CBS and NBC have begun chopping low-performing new programs, to go along with Fox's placing of Happy Hour on "hiatus."
CBS has cancelled its ill-advised drama Smith, and NBC has dropped Kidnapped.
The networks' penchant for "dark" dramas seems to have backfired in these instances, and it seems likely that more casualties will happen soon.
It was easy to predict that Smith would be a disaster. The show's central characters are thieves, and not attractive, suave, clever ones like those played by Pierce Brosnan, Catherine Zeta-Jones, and the like in recent films, people who brilliantly sneak into guarded facilities and slip out with the slag without being detected. No, the thieves in Smith are basically armed robbers, and their hesits are violent and result in injuries and deaths of innocents.
That's not a formula likely to appeal to normal people, and the casting of Ray Liotta and Virginia Masden as the central couple sealed the deal: neither of these two talented performers has ever proven to be the type of person one would be inclined to invite into the living room every week. With such a low likeability factor on so many levels, it's a wonder CBS ever went forward with the series. Now it's gone.
Timothy Hutton does appear to be a likeable chap, especially from his time as Archie Goodwin on the excellent, unhappily short-lived A&E series Nero Wolfe, and Dana Delaney has been on popular programs before, but Kidnapped tossed their likeability aside in order to emphasize their anguish as wealthy parents of a kidnapped fifteen-year-old son.
Delroy Lindo is appealing in the program as a police inspector, but the lion's share of the running time of each episode has been given over to an uninteresting private consultant who helps families deal with kidnappings. Jeremy Sisto appears to be playing the character as well as possible, but the producers' decision to make the series unrelievedly "dark" prevents him from giving the character much of a personality.

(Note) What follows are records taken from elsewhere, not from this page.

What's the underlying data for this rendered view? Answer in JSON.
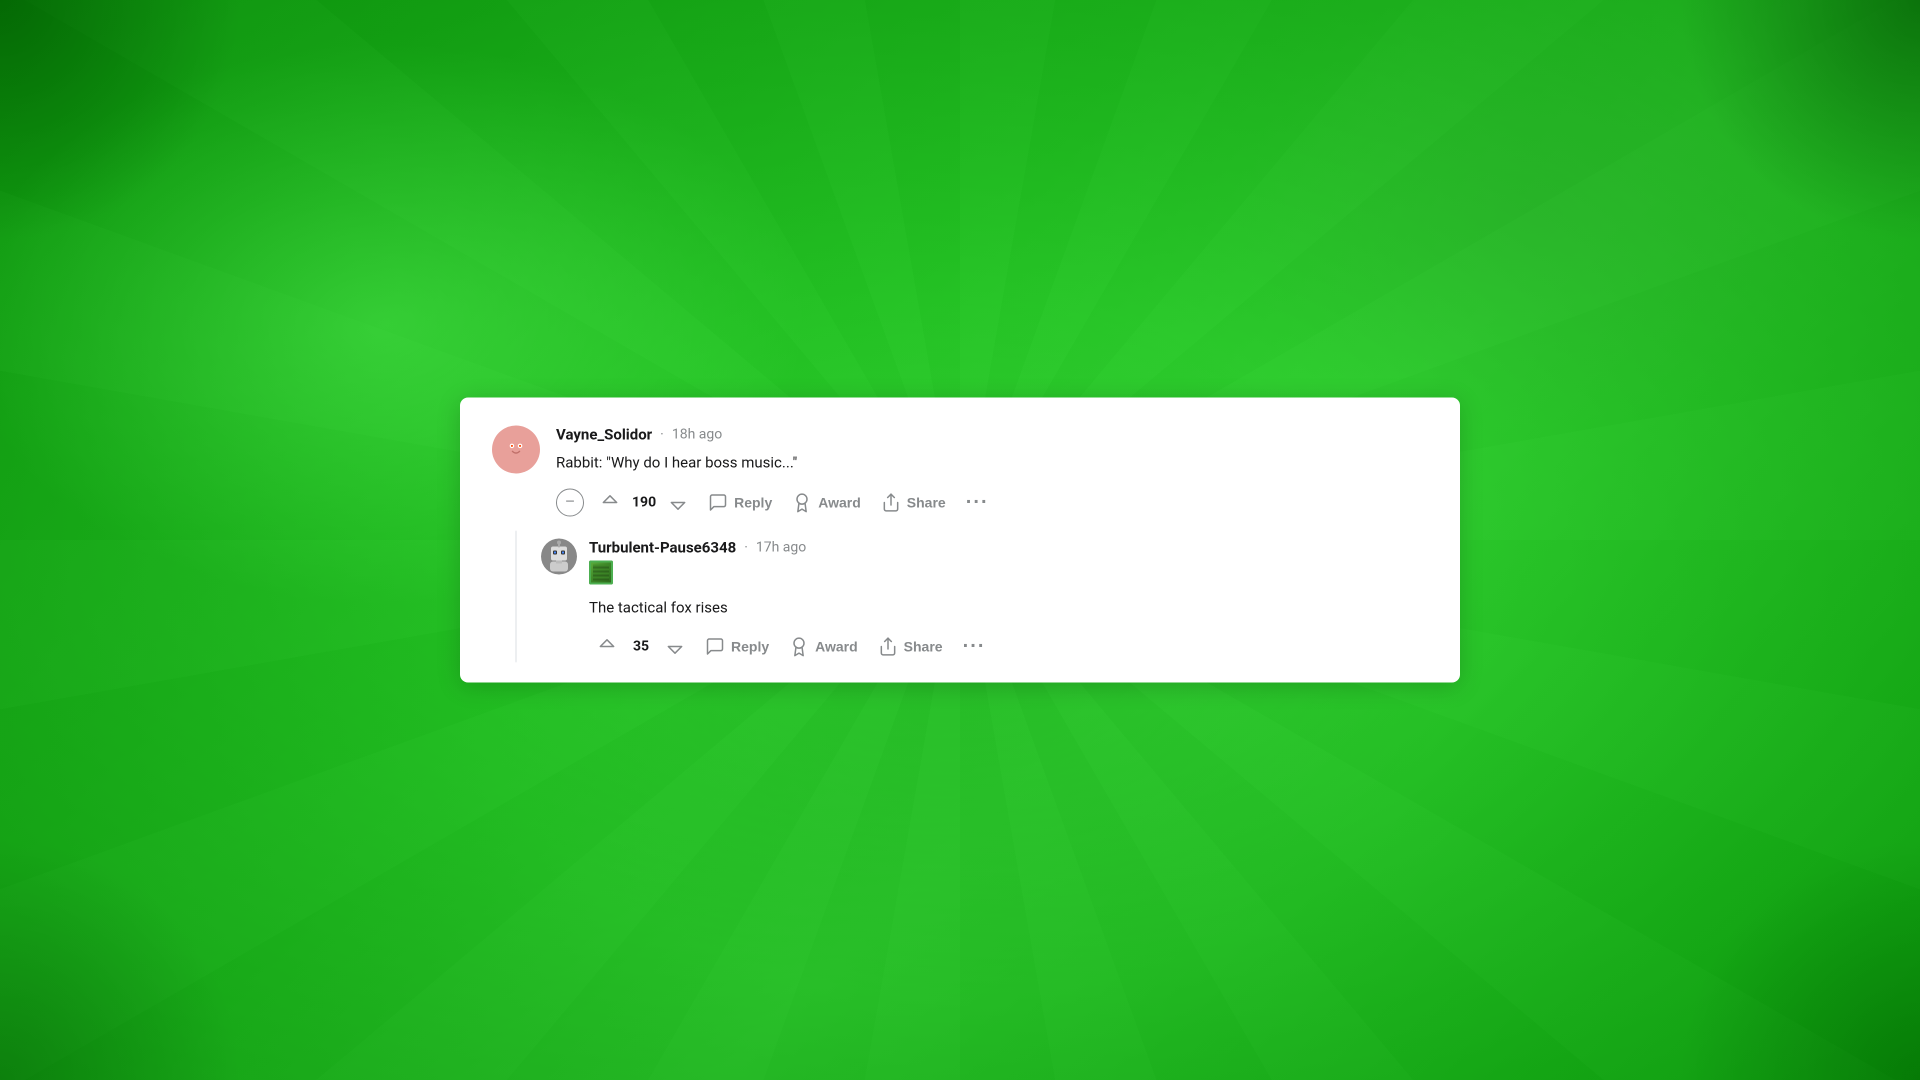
{
  "background": {
    "color": "#22cc22"
  },
  "card": {
    "comments": [
      {
        "id": "comment-1",
        "username": "Vayne_Solidor",
        "timestamp": "18h ago",
        "text": "Rabbit: \"Why do I hear boss music...\"",
        "vote_count": "190",
        "actions": {
          "reply": "Reply",
          "award": "Award",
          "share": "Share"
        },
        "replies": [
          {
            "id": "reply-1",
            "username": "Turbulent-Pause6348",
            "timestamp": "17h ago",
            "has_badge": true,
            "text": "The tactical fox rises",
            "vote_count": "35",
            "actions": {
              "reply": "Reply",
              "award": "Award",
              "share": "Share"
            }
          }
        ]
      }
    ]
  }
}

That's the problem with the show as a whole: The whole thing tries so hard to be serious that it ends up being depressing.

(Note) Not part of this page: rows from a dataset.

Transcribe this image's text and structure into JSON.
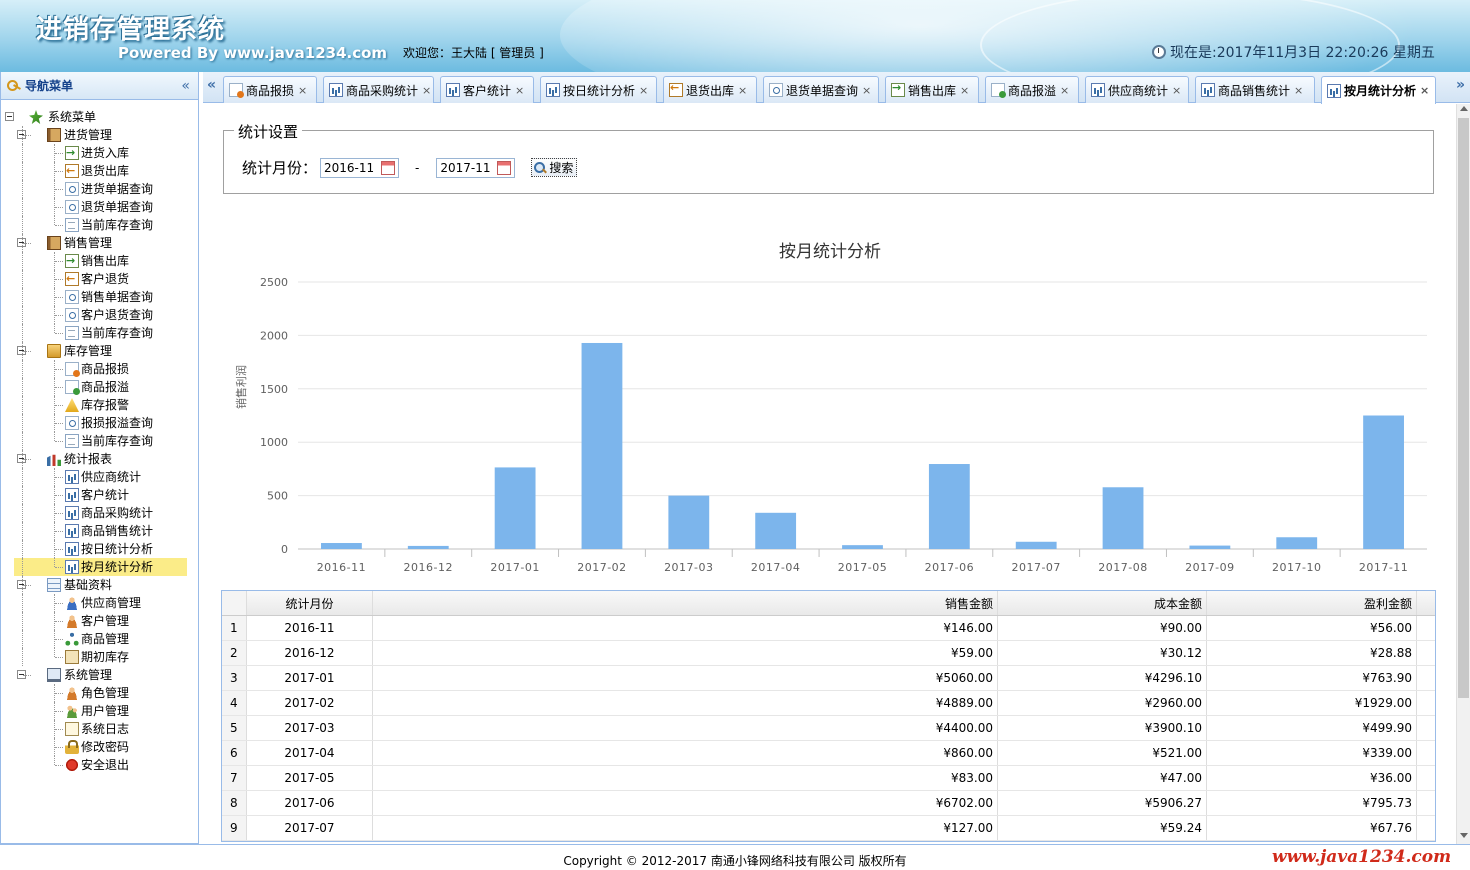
{
  "header": {
    "title": "进销存管理系统",
    "powered": "Powered By www.java1234.com",
    "welcome": "欢迎您：王大陆 [ 管理员 ]",
    "clock": "现在是:2017年11月3日 22:20:26 星期五"
  },
  "sidebar": {
    "title": "导航菜单",
    "collapse_glyph": "«",
    "tree": [
      {
        "label": "系统菜单",
        "icon": "root-icon",
        "level": 0
      },
      {
        "label": "进货管理",
        "icon": "book-icon",
        "level": 1
      },
      {
        "label": "进货入库",
        "icon": "stock-in-icon",
        "level": 2
      },
      {
        "label": "退货出库",
        "icon": "stock-out-icon",
        "level": 2
      },
      {
        "label": "进货单据查询",
        "icon": "search-doc-icon",
        "level": 2
      },
      {
        "label": "退货单据查询",
        "icon": "search-doc-icon",
        "level": 2
      },
      {
        "label": "当前库存查询",
        "icon": "page-icon",
        "level": 2
      },
      {
        "label": "销售管理",
        "icon": "book-icon",
        "level": 1
      },
      {
        "label": "销售出库",
        "icon": "stock-in-icon",
        "level": 2
      },
      {
        "label": "客户退货",
        "icon": "stock-out-icon",
        "level": 2
      },
      {
        "label": "销售单据查询",
        "icon": "search-doc-icon",
        "level": 2
      },
      {
        "label": "客户退货查询",
        "icon": "search-doc-icon",
        "level": 2
      },
      {
        "label": "当前库存查询",
        "icon": "page-icon",
        "level": 2
      },
      {
        "label": "库存管理",
        "icon": "folder-icon",
        "level": 1
      },
      {
        "label": "商品报损",
        "icon": "damage-icon",
        "level": 2
      },
      {
        "label": "商品报溢",
        "icon": "overflow-icon",
        "level": 2
      },
      {
        "label": "库存报警",
        "icon": "warning-icon",
        "level": 2
      },
      {
        "label": "报损报溢查询",
        "icon": "search-doc-icon",
        "level": 2
      },
      {
        "label": "当前库存查询",
        "icon": "page-icon",
        "level": 2
      },
      {
        "label": "统计报表",
        "icon": "bars-icon",
        "level": 1
      },
      {
        "label": "供应商统计",
        "icon": "chart-icon",
        "level": 2
      },
      {
        "label": "客户统计",
        "icon": "chart-icon",
        "level": 2
      },
      {
        "label": "商品采购统计",
        "icon": "chart-icon",
        "level": 2
      },
      {
        "label": "商品销售统计",
        "icon": "chart-icon",
        "level": 2
      },
      {
        "label": "按日统计分析",
        "icon": "chart-icon",
        "level": 2
      },
      {
        "label": "按月统计分析",
        "icon": "chart-icon",
        "level": 2,
        "selected": true
      },
      {
        "label": "基础资料",
        "icon": "grid-icon",
        "level": 1
      },
      {
        "label": "供应商管理",
        "icon": "user-icon",
        "level": 2
      },
      {
        "label": "客户管理",
        "icon": "user-orange-icon",
        "level": 2
      },
      {
        "label": "商品管理",
        "icon": "tree-icon",
        "level": 2
      },
      {
        "label": "期初库存",
        "icon": "stock-icon",
        "level": 2
      },
      {
        "label": "系统管理",
        "icon": "monitor-icon",
        "level": 1
      },
      {
        "label": "角色管理",
        "icon": "user-orange-icon",
        "level": 2
      },
      {
        "label": "用户管理",
        "icon": "users-icon",
        "level": 2
      },
      {
        "label": "系统日志",
        "icon": "log-icon",
        "level": 2
      },
      {
        "label": "修改密码",
        "icon": "lock-icon",
        "level": 2
      },
      {
        "label": "安全退出",
        "icon": "exit-icon",
        "level": 2,
        "last": true
      }
    ]
  },
  "tabs": {
    "scroll_left": "«",
    "scroll_right": "»",
    "close_glyph": "×",
    "items": [
      {
        "label": "商品报损",
        "icon": "damage-icon"
      },
      {
        "label": "商品采购统计",
        "icon": "chart-icon"
      },
      {
        "label": "客户统计",
        "icon": "chart-icon"
      },
      {
        "label": "按日统计分析",
        "icon": "chart-icon"
      },
      {
        "label": "退货出库",
        "icon": "stock-out-icon"
      },
      {
        "label": "退货单据查询",
        "icon": "search-doc-icon"
      },
      {
        "label": "销售出库",
        "icon": "stock-in-icon"
      },
      {
        "label": "商品报溢",
        "icon": "overflow-icon"
      },
      {
        "label": "供应商统计",
        "icon": "chart-icon"
      },
      {
        "label": "商品销售统计",
        "icon": "chart-icon"
      },
      {
        "label": "按月统计分析",
        "icon": "chart-icon",
        "active": true
      }
    ]
  },
  "filter": {
    "legend": "统计设置",
    "label": "统计月份：",
    "start": "2016-11",
    "end": "2017-11",
    "separator": "-",
    "search_label": "搜索"
  },
  "chart_data": {
    "type": "bar",
    "title": "按月统计分析",
    "ylabel": "销售利润",
    "xlabel": "",
    "ylim": [
      0,
      2500
    ],
    "yticks": [
      0,
      500,
      1000,
      1500,
      2000,
      2500
    ],
    "categories": [
      "2016-11",
      "2016-12",
      "2017-01",
      "2017-02",
      "2017-03",
      "2017-04",
      "2017-05",
      "2017-06",
      "2017-07",
      "2017-08",
      "2017-09",
      "2017-10",
      "2017-11"
    ],
    "values": [
      56,
      28.88,
      763.9,
      1929,
      499.9,
      339,
      36,
      795.73,
      67.76,
      578,
      32,
      110,
      1250
    ],
    "color": "#7cb5ec",
    "grid": true
  },
  "table": {
    "columns": [
      "统计月份",
      "销售金额",
      "成本金额",
      "盈利金额"
    ],
    "rows": [
      {
        "n": "1",
        "month": "2016-11",
        "sales": "¥146.00",
        "cost": "¥90.00",
        "profit": "¥56.00"
      },
      {
        "n": "2",
        "month": "2016-12",
        "sales": "¥59.00",
        "cost": "¥30.12",
        "profit": "¥28.88"
      },
      {
        "n": "3",
        "month": "2017-01",
        "sales": "¥5060.00",
        "cost": "¥4296.10",
        "profit": "¥763.90"
      },
      {
        "n": "4",
        "month": "2017-02",
        "sales": "¥4889.00",
        "cost": "¥2960.00",
        "profit": "¥1929.00"
      },
      {
        "n": "5",
        "month": "2017-03",
        "sales": "¥4400.00",
        "cost": "¥3900.10",
        "profit": "¥499.90"
      },
      {
        "n": "6",
        "month": "2017-04",
        "sales": "¥860.00",
        "cost": "¥521.00",
        "profit": "¥339.00"
      },
      {
        "n": "7",
        "month": "2017-05",
        "sales": "¥83.00",
        "cost": "¥47.00",
        "profit": "¥36.00"
      },
      {
        "n": "8",
        "month": "2017-06",
        "sales": "¥6702.00",
        "cost": "¥5906.27",
        "profit": "¥795.73"
      },
      {
        "n": "9",
        "month": "2017-07",
        "sales": "¥127.00",
        "cost": "¥59.24",
        "profit": "¥67.76"
      }
    ]
  },
  "footer": {
    "copyright": "Copyright © 2012-2017 南通小锋网络科技有限公司 版权所有",
    "watermark": "www.java1234.com"
  }
}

The producers of these programs could learn a lot from Donald Belisarius, creator of the current CBS-TV program NCIS and previous hits JAG and Magnum: P.I.

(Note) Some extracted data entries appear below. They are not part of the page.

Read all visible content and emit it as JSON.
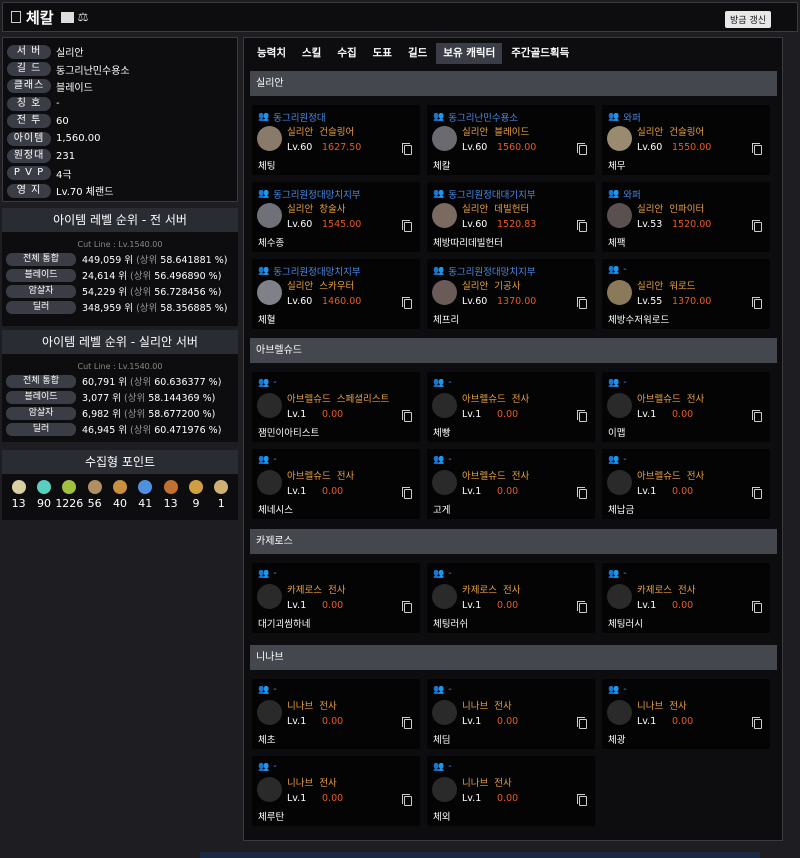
{
  "header": {
    "title": "체칼",
    "refresh": "방금 갱신"
  },
  "info": [
    {
      "label": "서 버",
      "value": "실리안"
    },
    {
      "label": "길 드",
      "value": "동그리난민수용소"
    },
    {
      "label": "클래스",
      "value": "블레이드"
    },
    {
      "label": "칭 호",
      "value": "-"
    },
    {
      "label": "전 투",
      "value": "60"
    },
    {
      "label": "아이템",
      "value": "1,560.00"
    },
    {
      "label": "원정대",
      "value": "231"
    },
    {
      "label": "P V P",
      "value": "4극"
    },
    {
      "label": "영 지",
      "value": "Lv.70 체랜드"
    }
  ],
  "rank_all": {
    "title": "아이템 레벨 순위 - 전 서버",
    "cutline": "Cut Line : Lv.1540.00",
    "rows": [
      {
        "label": "전체 통합",
        "rank": "449,059 위",
        "pct": "58.641881 %"
      },
      {
        "label": "블레이드",
        "rank": "24,614 위",
        "pct": "56.496890 %"
      },
      {
        "label": "암살자",
        "rank": "54,229 위",
        "pct": "56.728456 %"
      },
      {
        "label": "딜러",
        "rank": "348,959 위",
        "pct": "58.356885 %"
      }
    ]
  },
  "rank_server": {
    "title": "아이템 레벨 순위 - 실리안 서버",
    "cutline": "Cut Line : Lv.1540.00",
    "rows": [
      {
        "label": "전체 통합",
        "rank": "60,791 위",
        "pct": "60.636377 %"
      },
      {
        "label": "블레이드",
        "rank": "3,077 위",
        "pct": "58.144369 %"
      },
      {
        "label": "암살자",
        "rank": "6,982 위",
        "pct": "58.677200 %"
      },
      {
        "label": "딜러",
        "rank": "46,945 위",
        "pct": "60.471976 %"
      }
    ]
  },
  "rank_word": "(상위",
  "collect": {
    "title": "수집형 포인트",
    "items": [
      {
        "icon": "mokoko-seed-icon",
        "color": "#d8d0a0",
        "value": "13"
      },
      {
        "icon": "island-heart-icon",
        "color": "#58d0c0",
        "value": "90"
      },
      {
        "icon": "mokoko-icon",
        "color": "#a0c040",
        "value": "1226"
      },
      {
        "icon": "art-icon",
        "color": "#b09060",
        "value": "56"
      },
      {
        "icon": "giant-heart-icon",
        "color": "#c89040",
        "value": "40"
      },
      {
        "icon": "star-icon",
        "color": "#5090e0",
        "value": "41"
      },
      {
        "icon": "ignea-icon",
        "color": "#c07030",
        "value": "13"
      },
      {
        "icon": "orpheus-star-icon",
        "color": "#d0a040",
        "value": "9"
      },
      {
        "icon": "world-tree-leaf-icon",
        "color": "#d0b070",
        "value": "1"
      }
    ]
  },
  "tabs": [
    "능력치",
    "스킬",
    "수집",
    "도표",
    "길드",
    "보유 캐릭터",
    "주간골드획득"
  ],
  "sections": [
    {
      "name": "실리안",
      "chars": [
        {
          "guild": "동그리원정대",
          "server": "실리안",
          "cls": "건슬링어",
          "lvl": "Lv.60",
          "ilvl": "1627.50",
          "name": "체팅",
          "av": "#8a7a6a"
        },
        {
          "guild": "동그리난민수용소",
          "server": "실리안",
          "cls": "블레이드",
          "lvl": "Lv.60",
          "ilvl": "1560.00",
          "name": "체칼",
          "av": "#6a6a70"
        },
        {
          "guild": "와퍼",
          "server": "실리안",
          "cls": "건슬링어",
          "lvl": "Lv.60",
          "ilvl": "1550.00",
          "name": "체무",
          "av": "#9a8a70"
        },
        {
          "guild": "동그리원정대망치지부",
          "server": "실리안",
          "cls": "창술사",
          "lvl": "Lv.60",
          "ilvl": "1545.00",
          "name": "체수종",
          "av": "#707078"
        },
        {
          "guild": "동그리원정대대기지부",
          "server": "실리안",
          "cls": "데빌헌터",
          "lvl": "Lv.60",
          "ilvl": "1520.83",
          "name": "체방따리데빌헌터",
          "av": "#7a6a60"
        },
        {
          "guild": "와퍼",
          "server": "실리안",
          "cls": "인파이터",
          "lvl": "Lv.53",
          "ilvl": "1520.00",
          "name": "체팩",
          "av": "#5a5050"
        },
        {
          "guild": "동그리원정대망치지부",
          "server": "실리안",
          "cls": "스카우터",
          "lvl": "Lv.60",
          "ilvl": "1460.00",
          "name": "체혈",
          "av": "#808088"
        },
        {
          "guild": "동그리원정대망치지부",
          "server": "실리안",
          "cls": "기공사",
          "lvl": "Lv.60",
          "ilvl": "1370.00",
          "name": "체프리",
          "av": "#6a5a58"
        },
        {
          "guild": "-",
          "server": "실리안",
          "cls": "워로드",
          "lvl": "Lv.55",
          "ilvl": "1370.00",
          "name": "체방수저워로드",
          "av": "#8a7a5a"
        }
      ]
    },
    {
      "name": "아브렐슈드",
      "chars": [
        {
          "guild": "-",
          "server": "아브렐슈드",
          "cls": "스페셜리스트",
          "lvl": "Lv.1",
          "ilvl": "0.00",
          "name": "잼민이아티스트",
          "av": "#2a2a2a"
        },
        {
          "guild": "-",
          "server": "아브렐슈드",
          "cls": "전사",
          "lvl": "Lv.1",
          "ilvl": "0.00",
          "name": "체빵",
          "av": "#2a2a2a"
        },
        {
          "guild": "-",
          "server": "아브렐슈드",
          "cls": "전사",
          "lvl": "Lv.1",
          "ilvl": "0.00",
          "name": "이맵",
          "av": "#2a2a2a"
        },
        {
          "guild": "-",
          "server": "아브렐슈드",
          "cls": "전사",
          "lvl": "Lv.1",
          "ilvl": "0.00",
          "name": "체네시스",
          "av": "#2a2a2a"
        },
        {
          "guild": "-",
          "server": "아브렐슈드",
          "cls": "전사",
          "lvl": "Lv.1",
          "ilvl": "0.00",
          "name": "고게",
          "av": "#2a2a2a"
        },
        {
          "guild": "-",
          "server": "아브렐슈드",
          "cls": "전사",
          "lvl": "Lv.1",
          "ilvl": "0.00",
          "name": "체납금",
          "av": "#2a2a2a"
        }
      ]
    },
    {
      "name": "카제로스",
      "chars": [
        {
          "guild": "-",
          "server": "카제로스",
          "cls": "전사",
          "lvl": "Lv.1",
          "ilvl": "0.00",
          "name": "대기괴씸하네",
          "av": "#2a2a2a"
        },
        {
          "guild": "-",
          "server": "카제로스",
          "cls": "전사",
          "lvl": "Lv.1",
          "ilvl": "0.00",
          "name": "체팅러쉬",
          "av": "#2a2a2a"
        },
        {
          "guild": "-",
          "server": "카제로스",
          "cls": "전사",
          "lvl": "Lv.1",
          "ilvl": "0.00",
          "name": "체팅러시",
          "av": "#2a2a2a"
        }
      ]
    },
    {
      "name": "니나브",
      "chars": [
        {
          "guild": "-",
          "server": "니나브",
          "cls": "전사",
          "lvl": "Lv.1",
          "ilvl": "0.00",
          "name": "체초",
          "av": "#2a2a2a"
        },
        {
          "guild": "-",
          "server": "니나브",
          "cls": "전사",
          "lvl": "Lv.1",
          "ilvl": "0.00",
          "name": "체딤",
          "av": "#2a2a2a"
        },
        {
          "guild": "-",
          "server": "니나브",
          "cls": "전사",
          "lvl": "Lv.1",
          "ilvl": "0.00",
          "name": "체광",
          "av": "#2a2a2a"
        },
        {
          "guild": "-",
          "server": "니나브",
          "cls": "전사",
          "lvl": "Lv.1",
          "ilvl": "0.00",
          "name": "체루탄",
          "av": "#2a2a2a"
        },
        {
          "guild": "-",
          "server": "니나브",
          "cls": "전사",
          "lvl": "Lv.1",
          "ilvl": "0.00",
          "name": "체외",
          "av": "#2a2a2a"
        }
      ]
    }
  ]
}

Belisarius understands the importance of comic relief and likeable characters in TV crime dramas. The little quirks and interesting character relationships in NCIS are often as appealing as the crimes the characters are trying to solve, and that's never a bad thing. The best thing about a mystery is the mystery, but too much gloom and doom indicates a lack of perspective on the producers' part, and it tends to push audiences away fairly quickly.
This season's new "dark" programs may be imitating 24 to some extent, but they fail to recognize the optimism at the center of Fox's hit show: no matter how bad things get, Jack Bauer is going to fix them at the end of the day (literally!). Jack's resourcefulness and indomitable spirit make him not only admirable but also likeable, and that is what these new, dark dramas tend to lack.
A crime story without optimism is like a romance without love: It can be interesting, but there's no lasting pleasure in it.
From Karnick on Culture.
"That's not a formula likely to appeal to normal people..."
ReplyDeleteLSHMPH*.
All well said, sir. Liotta and Madsen are interesting in that filmactor way, but neither are what we'd call charming. I like charming people in my home. I meet enough "interesting" people out there in real life.
True also that "darkness" is in plentiful supply outside the home. If you want darkness, just strike up a conversation with the guy talking to the parking meters.
The only reason we embrace the darkness for awhile is for catharsis. If at the end, the art does not lift us above the manifest crappiness of this world, then we have simply wallowed in it.
That's no way to go through life, son.